The plaintiff’s claim under the Illinois Consumer Fraud and Deceptive Practices Act failed because he failed to allege actual pecuniary loss. Id. at *15. And the unjust enrichment claim failed because the plaintiff conceded he had obtained goods of value from SuperValu. Id. at *16-17. The district court did not accept the argument that he paid “for a side order of data security and protection.” Id. at *16.
On May 31, 2019, the Eighth Circuit affirmed the district court’s ruling. In re SuperValu, Inc., --- F.3d ---, No. 18-1648, 2019 WL 2306267 (8th Cir. May 31, 201). Regarding Mr. Holmes’ negligence claim, the Eighth Circuit agreed with the Seventh Circuit that Illinois law “does not recognize a duty in tort to safeguard personal information,” as required to allege a viable negligence claim. 2018 WL 2306267, at *4 (citing Cmty. Bank of Trenton v. Schnuck Mkts., Inc., 887 F.3d 803, 816 (7th Cir. 2018)).

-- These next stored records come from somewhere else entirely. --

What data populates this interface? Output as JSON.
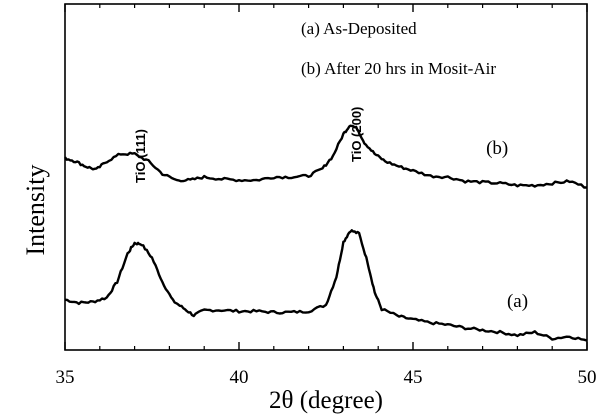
{
  "chart_data": {
    "type": "line",
    "title": "",
    "xlabel": "2θ (degree)",
    "ylabel": "Intensity",
    "xlim": [
      35,
      50
    ],
    "xticks": [
      "35",
      "40",
      "45",
      "50"
    ],
    "yticks_shown": false,
    "grid": false,
    "legend_placement": "top-right",
    "legend": [
      "(a) As-Deposited",
      "(b) After 20 hrs in Mosit-Air"
    ],
    "annotations": [
      {
        "text": "TiO  (111)",
        "x": 37.1
      },
      {
        "text": "TiO (200)",
        "x": 43.3
      }
    ],
    "series": [
      {
        "name": "(a)",
        "label": "(a)",
        "color": "#000000",
        "points": [
          [
            35.0,
            0.13
          ],
          [
            35.4,
            0.1
          ],
          [
            35.8,
            0.11
          ],
          [
            36.2,
            0.15
          ],
          [
            36.5,
            0.3
          ],
          [
            36.8,
            0.57
          ],
          [
            37.0,
            0.67
          ],
          [
            37.2,
            0.66
          ],
          [
            37.5,
            0.53
          ],
          [
            37.8,
            0.3
          ],
          [
            38.1,
            0.12
          ],
          [
            38.4,
            0.05
          ],
          [
            38.7,
            -0.02
          ],
          [
            39.0,
            0.03
          ],
          [
            39.5,
            0.03
          ],
          [
            40.0,
            0.02
          ],
          [
            40.5,
            0.02
          ],
          [
            41.0,
            0.01
          ],
          [
            41.5,
            0.01
          ],
          [
            42.0,
            0.02
          ],
          [
            42.5,
            0.08
          ],
          [
            42.8,
            0.35
          ],
          [
            43.0,
            0.68
          ],
          [
            43.2,
            0.79
          ],
          [
            43.45,
            0.76
          ],
          [
            43.7,
            0.48
          ],
          [
            43.9,
            0.2
          ],
          [
            44.1,
            0.04
          ],
          [
            44.6,
            -0.03
          ],
          [
            45.0,
            -0.06
          ],
          [
            45.5,
            -0.09
          ],
          [
            46.0,
            -0.11
          ],
          [
            46.5,
            -0.14
          ],
          [
            47.0,
            -0.16
          ],
          [
            47.5,
            -0.18
          ],
          [
            48.0,
            -0.21
          ],
          [
            48.5,
            -0.18
          ],
          [
            49.0,
            -0.24
          ],
          [
            49.5,
            -0.22
          ],
          [
            50.0,
            -0.26
          ]
        ]
      },
      {
        "name": "(b)",
        "label": "(b)",
        "color": "#000000",
        "points": [
          [
            35.0,
            1.48
          ],
          [
            35.3,
            1.45
          ],
          [
            35.6,
            1.4
          ],
          [
            35.9,
            1.37
          ],
          [
            36.2,
            1.45
          ],
          [
            36.6,
            1.52
          ],
          [
            37.0,
            1.52
          ],
          [
            37.4,
            1.45
          ],
          [
            37.8,
            1.33
          ],
          [
            38.2,
            1.27
          ],
          [
            38.6,
            1.27
          ],
          [
            39.0,
            1.3
          ],
          [
            39.5,
            1.28
          ],
          [
            40.0,
            1.27
          ],
          [
            40.5,
            1.27
          ],
          [
            41.0,
            1.3
          ],
          [
            41.5,
            1.3
          ],
          [
            42.0,
            1.31
          ],
          [
            42.4,
            1.38
          ],
          [
            42.7,
            1.5
          ],
          [
            43.0,
            1.71
          ],
          [
            43.2,
            1.8
          ],
          [
            43.4,
            1.76
          ],
          [
            43.6,
            1.63
          ],
          [
            43.9,
            1.52
          ],
          [
            44.2,
            1.45
          ],
          [
            44.6,
            1.4
          ],
          [
            45.0,
            1.36
          ],
          [
            45.5,
            1.31
          ],
          [
            46.0,
            1.3
          ],
          [
            46.5,
            1.26
          ],
          [
            47.0,
            1.25
          ],
          [
            47.5,
            1.24
          ],
          [
            48.0,
            1.22
          ],
          [
            48.5,
            1.22
          ],
          [
            49.0,
            1.24
          ],
          [
            49.5,
            1.26
          ],
          [
            50.0,
            1.2
          ]
        ]
      }
    ]
  }
}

Regarding Mr. Holmes’ claim under the Illinois Consumer Fraud and Deceptive Practices Act, the Eighth Circuit affirmed the dismissal of that claim for failure to allege actionable damages or a likelihood of future harm. Id. at *4-*5. Rejecting damages for time spent protecting against future harm, the Eighth Circuit reaffirmed its prior ruling that the “risk of future identify theft was too speculative to create standing.” Id. at *5 (citing In re SuperValu, Inc., 870 F.3d 763, 771 (8th Cir. 2017)). “A purely speculative injury is by definition not ‘real and measurable’ and cannot constitute actual damages.” Id. (citation omitted).

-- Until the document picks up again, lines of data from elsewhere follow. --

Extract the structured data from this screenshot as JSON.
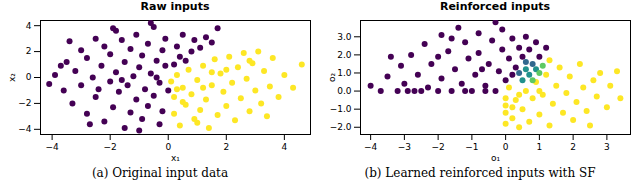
{
  "chart_data": [
    {
      "type": "scatter",
      "title": "Raw inputs",
      "caption": "(a) Original input data",
      "x_label": "x₁",
      "y_label": "x₂",
      "xlim": [
        -4.4,
        4.9
      ],
      "xticks": [
        -4,
        -2,
        0,
        2,
        4
      ],
      "ylim": [
        -4.4,
        4.4
      ],
      "yticks": [
        -4,
        -2,
        0,
        2,
        4
      ],
      "grid": false,
      "series": [
        {
          "color": "#440154",
          "points": [
            [
              -3.9,
              0.2
            ],
            [
              -3.6,
              -1.0
            ],
            [
              -3.5,
              1.2
            ],
            [
              -3.3,
              -2.0
            ],
            [
              -3.2,
              0.5
            ],
            [
              -3.0,
              2.1
            ],
            [
              -3.0,
              -0.6
            ],
            [
              -2.8,
              -2.8
            ],
            [
              -2.8,
              1.5
            ],
            [
              -2.6,
              0.0
            ],
            [
              -2.5,
              3.0
            ],
            [
              -2.5,
              -1.5
            ],
            [
              -2.3,
              0.9
            ],
            [
              -2.2,
              -3.4
            ],
            [
              -2.2,
              2.4
            ],
            [
              -2.0,
              -0.3
            ],
            [
              -2.0,
              1.8
            ],
            [
              -1.9,
              -2.3
            ],
            [
              -1.8,
              3.6
            ],
            [
              -1.8,
              0.4
            ],
            [
              -1.7,
              -1.1
            ],
            [
              -1.6,
              2.9
            ],
            [
              -1.5,
              -3.9
            ],
            [
              -1.5,
              1.2
            ],
            [
              -1.4,
              -0.6
            ],
            [
              -1.3,
              -2.7
            ],
            [
              -1.3,
              2.2
            ],
            [
              -1.2,
              0.1
            ],
            [
              -1.1,
              3.3
            ],
            [
              -1.1,
              -1.7
            ],
            [
              -1.0,
              0.8
            ],
            [
              -0.9,
              -3.2
            ],
            [
              -0.9,
              1.7
            ],
            [
              -0.8,
              -0.9
            ],
            [
              -0.7,
              2.6
            ],
            [
              -0.7,
              -2.2
            ],
            [
              -0.6,
              0.3
            ],
            [
              -0.5,
              3.9
            ],
            [
              -0.5,
              -1.4
            ],
            [
              -0.4,
              1.3
            ],
            [
              -0.3,
              -3.6
            ],
            [
              -0.3,
              -0.4
            ],
            [
              -0.2,
              2.1
            ],
            [
              -0.2,
              -2.6
            ],
            [
              -0.1,
              0.9
            ],
            [
              -0.1,
              3.0
            ],
            [
              0.0,
              -1.0
            ],
            [
              0.2,
              1.0
            ],
            [
              0.3,
              2.4
            ],
            [
              0.4,
              1.6
            ],
            [
              0.5,
              3.3
            ],
            [
              0.6,
              1.3
            ],
            [
              0.8,
              2.0
            ],
            [
              0.9,
              2.9
            ],
            [
              1.1,
              2.3
            ],
            [
              1.3,
              3.1
            ],
            [
              1.5,
              2.7
            ],
            [
              1.7,
              3.8
            ],
            [
              -3.4,
              2.8
            ],
            [
              -2.7,
              -3.6
            ],
            [
              -1.0,
              -4.1
            ],
            [
              -4.1,
              -0.5
            ],
            [
              -0.6,
              4.2
            ],
            [
              -1.6,
              -0.2
            ],
            [
              -2.4,
              -0.9
            ],
            [
              -0.4,
              0.0
            ],
            [
              -1.9,
              3.8
            ],
            [
              -3.7,
              0.9
            ]
          ]
        },
        {
          "color": "#fde725",
          "points": [
            [
              0.1,
              -0.3
            ],
            [
              0.2,
              -1.5
            ],
            [
              0.2,
              -2.8
            ],
            [
              0.3,
              0.2
            ],
            [
              0.4,
              -3.7
            ],
            [
              0.5,
              -0.8
            ],
            [
              0.6,
              -2.1
            ],
            [
              0.7,
              0.6
            ],
            [
              0.8,
              -1.3
            ],
            [
              0.9,
              -3.2
            ],
            [
              1.0,
              -0.2
            ],
            [
              1.1,
              -2.5
            ],
            [
              1.2,
              0.9
            ],
            [
              1.3,
              -1.7
            ],
            [
              1.4,
              -3.9
            ],
            [
              1.5,
              -0.6
            ],
            [
              1.6,
              1.4
            ],
            [
              1.7,
              -2.9
            ],
            [
              1.8,
              0.3
            ],
            [
              1.9,
              -1.1
            ],
            [
              2.0,
              -2.2
            ],
            [
              2.1,
              1.6
            ],
            [
              2.2,
              -0.4
            ],
            [
              2.3,
              -3.3
            ],
            [
              2.4,
              0.8
            ],
            [
              2.5,
              -1.6
            ],
            [
              2.6,
              1.9
            ],
            [
              2.7,
              -0.1
            ],
            [
              2.8,
              -2.6
            ],
            [
              2.9,
              1.1
            ],
            [
              3.0,
              -1.0
            ],
            [
              3.1,
              2.0
            ],
            [
              3.2,
              -2.0
            ],
            [
              3.3,
              0.5
            ],
            [
              3.5,
              -0.7
            ],
            [
              3.6,
              1.5
            ],
            [
              3.8,
              -1.5
            ],
            [
              4.0,
              0.2
            ],
            [
              4.3,
              -0.8
            ],
            [
              4.6,
              1.0
            ],
            [
              0.5,
              -1.9
            ],
            [
              1.0,
              -3.5
            ],
            [
              1.5,
              0.4
            ],
            [
              2.0,
              0.6
            ],
            [
              0.3,
              -0.9
            ],
            [
              1.2,
              -0.8
            ],
            [
              2.8,
              1.3
            ],
            [
              3.4,
              -3.0
            ]
          ]
        }
      ]
    },
    {
      "type": "scatter",
      "title": "Reinforced inputs",
      "caption": "(b) Learned reinforced inputs with SF",
      "x_label": "o₁",
      "y_label": "o₂",
      "xlim": [
        -4.3,
        3.7
      ],
      "xticks": [
        -4,
        -3,
        -2,
        -1,
        0,
        1,
        2,
        3
      ],
      "ylim": [
        -2.4,
        3.9
      ],
      "yticks": [
        -2,
        -1,
        0,
        1,
        2,
        3
      ],
      "grid": false,
      "series": [
        {
          "color": "#440154",
          "points": [
            [
              -4.0,
              0.3
            ],
            [
              -3.7,
              0.0
            ],
            [
              -3.5,
              0.8
            ],
            [
              -3.2,
              0.0
            ],
            [
              -3.1,
              1.4
            ],
            [
              -3.0,
              0.4
            ],
            [
              -2.8,
              2.0
            ],
            [
              -2.7,
              0.0
            ],
            [
              -2.6,
              0.9
            ],
            [
              -2.4,
              2.6
            ],
            [
              -2.3,
              0.2
            ],
            [
              -2.2,
              1.5
            ],
            [
              -2.0,
              0.0
            ],
            [
              -1.9,
              3.1
            ],
            [
              -1.9,
              0.7
            ],
            [
              -1.7,
              2.2
            ],
            [
              -1.6,
              0.0
            ],
            [
              -1.5,
              1.2
            ],
            [
              -1.4,
              3.5
            ],
            [
              -1.3,
              0.4
            ],
            [
              -1.2,
              2.7
            ],
            [
              -1.1,
              1.8
            ],
            [
              -1.0,
              0.0
            ],
            [
              -0.9,
              0.9
            ],
            [
              -0.8,
              3.2
            ],
            [
              -0.8,
              2.1
            ],
            [
              -0.6,
              0.3
            ],
            [
              -0.5,
              1.5
            ],
            [
              -0.4,
              2.8
            ],
            [
              -0.3,
              0.0
            ],
            [
              -0.2,
              1.1
            ],
            [
              -0.1,
              3.4
            ],
            [
              -0.1,
              2.3
            ],
            [
              0.0,
              0.6
            ],
            [
              0.1,
              1.8
            ],
            [
              0.2,
              2.9
            ],
            [
              0.3,
              1.3
            ],
            [
              0.4,
              2.4
            ],
            [
              0.5,
              1.9
            ],
            [
              0.6,
              3.0
            ],
            [
              0.7,
              2.3
            ],
            [
              0.9,
              2.7
            ],
            [
              1.0,
              1.9
            ],
            [
              -2.5,
              0.0
            ],
            [
              -1.2,
              0.0
            ],
            [
              -0.6,
              0.0
            ],
            [
              -3.4,
              1.9
            ],
            [
              -2.0,
              1.9
            ],
            [
              -0.3,
              3.8
            ],
            [
              -1.6,
              2.9
            ],
            [
              -0.7,
              1.2
            ],
            [
              -2.9,
              0.0
            ],
            [
              0.2,
              0.9
            ],
            [
              1.2,
              2.4
            ]
          ]
        },
        {
          "color": "#fde725",
          "points": [
            [
              0.0,
              -0.4
            ],
            [
              0.0,
              -1.2
            ],
            [
              0.0,
              -1.8
            ],
            [
              0.0,
              -0.8
            ],
            [
              0.1,
              0.2
            ],
            [
              0.2,
              -1.5
            ],
            [
              0.3,
              -0.5
            ],
            [
              0.4,
              -2.0
            ],
            [
              0.5,
              -1.0
            ],
            [
              0.6,
              0.0
            ],
            [
              0.7,
              -1.7
            ],
            [
              0.8,
              -0.4
            ],
            [
              0.9,
              0.5
            ],
            [
              1.0,
              -1.3
            ],
            [
              1.1,
              -0.2
            ],
            [
              1.2,
              0.9
            ],
            [
              1.3,
              -1.9
            ],
            [
              1.4,
              -0.7
            ],
            [
              1.5,
              0.3
            ],
            [
              1.6,
              1.3
            ],
            [
              1.7,
              -1.2
            ],
            [
              1.8,
              -0.1
            ],
            [
              1.9,
              0.8
            ],
            [
              2.0,
              -1.6
            ],
            [
              2.1,
              -0.6
            ],
            [
              2.2,
              1.5
            ],
            [
              2.3,
              0.2
            ],
            [
              2.4,
              -1.1
            ],
            [
              2.6,
              0.6
            ],
            [
              2.7,
              -0.3
            ],
            [
              2.8,
              1.0
            ],
            [
              3.0,
              -0.9
            ],
            [
              3.1,
              0.3
            ],
            [
              3.3,
              1.1
            ],
            [
              3.4,
              -0.4
            ],
            [
              1.3,
              1.7
            ],
            [
              0.4,
              -0.2
            ],
            [
              2.5,
              -1.9
            ],
            [
              1.0,
              0.0
            ],
            [
              0.2,
              -0.9
            ]
          ]
        },
        {
          "color": "#31688e",
          "points": [
            [
              0.4,
              1.0
            ],
            [
              0.6,
              1.6
            ],
            [
              0.8,
              1.5
            ]
          ]
        },
        {
          "color": "#21918c",
          "points": [
            [
              0.5,
              0.6
            ],
            [
              0.7,
              0.9
            ],
            [
              0.9,
              1.2
            ],
            [
              0.6,
              1.2
            ]
          ]
        },
        {
          "color": "#5ec962",
          "points": [
            [
              0.8,
              0.6
            ],
            [
              1.0,
              1.0
            ],
            [
              1.1,
              1.4
            ]
          ]
        }
      ]
    }
  ]
}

Regarding Mr. Holmes’ implied contract claim, the Eighth Circuit re-affirmed its prior determination that the complaint “‘does not sufficiently allege that plaintiffs were party to [an implied] contract.’” Id. at *6 (quoting 870 F.3d at 771 n.6).
And regarding Mr. Holmes’ unjust enrichment claim, the Eighth Circuit ruled: “Because [plaintiff] does not allege that any specific portion of his payment went toward data protection, he has not alleged a benefit conferred in exchange for protection of his personal information nor has he shown how SuperValu’s retention of his payment would be inequitable.” Id. at *6 (citation omitted).

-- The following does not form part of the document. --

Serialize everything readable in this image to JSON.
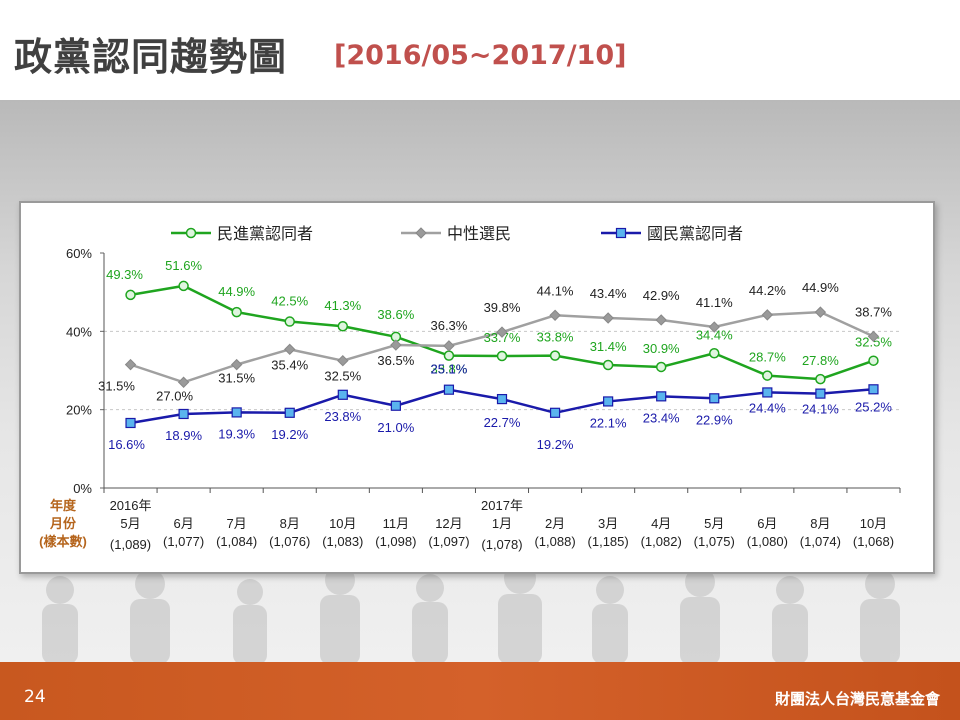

The Eighth Circuit’s decision shows that losing the standing battle may merely be a prelude to winning the merits war. At a minimum, the decision shows that every motion to dismiss on standing grounds should also be accompanied by a corresponding motion to dismiss on the merits. And in a data breach case where no class plaintiff alleges an actual monetary loss, class defendants should consider seeking a merits-based dismissal rather than a dismissal without prejudice for lack of standing.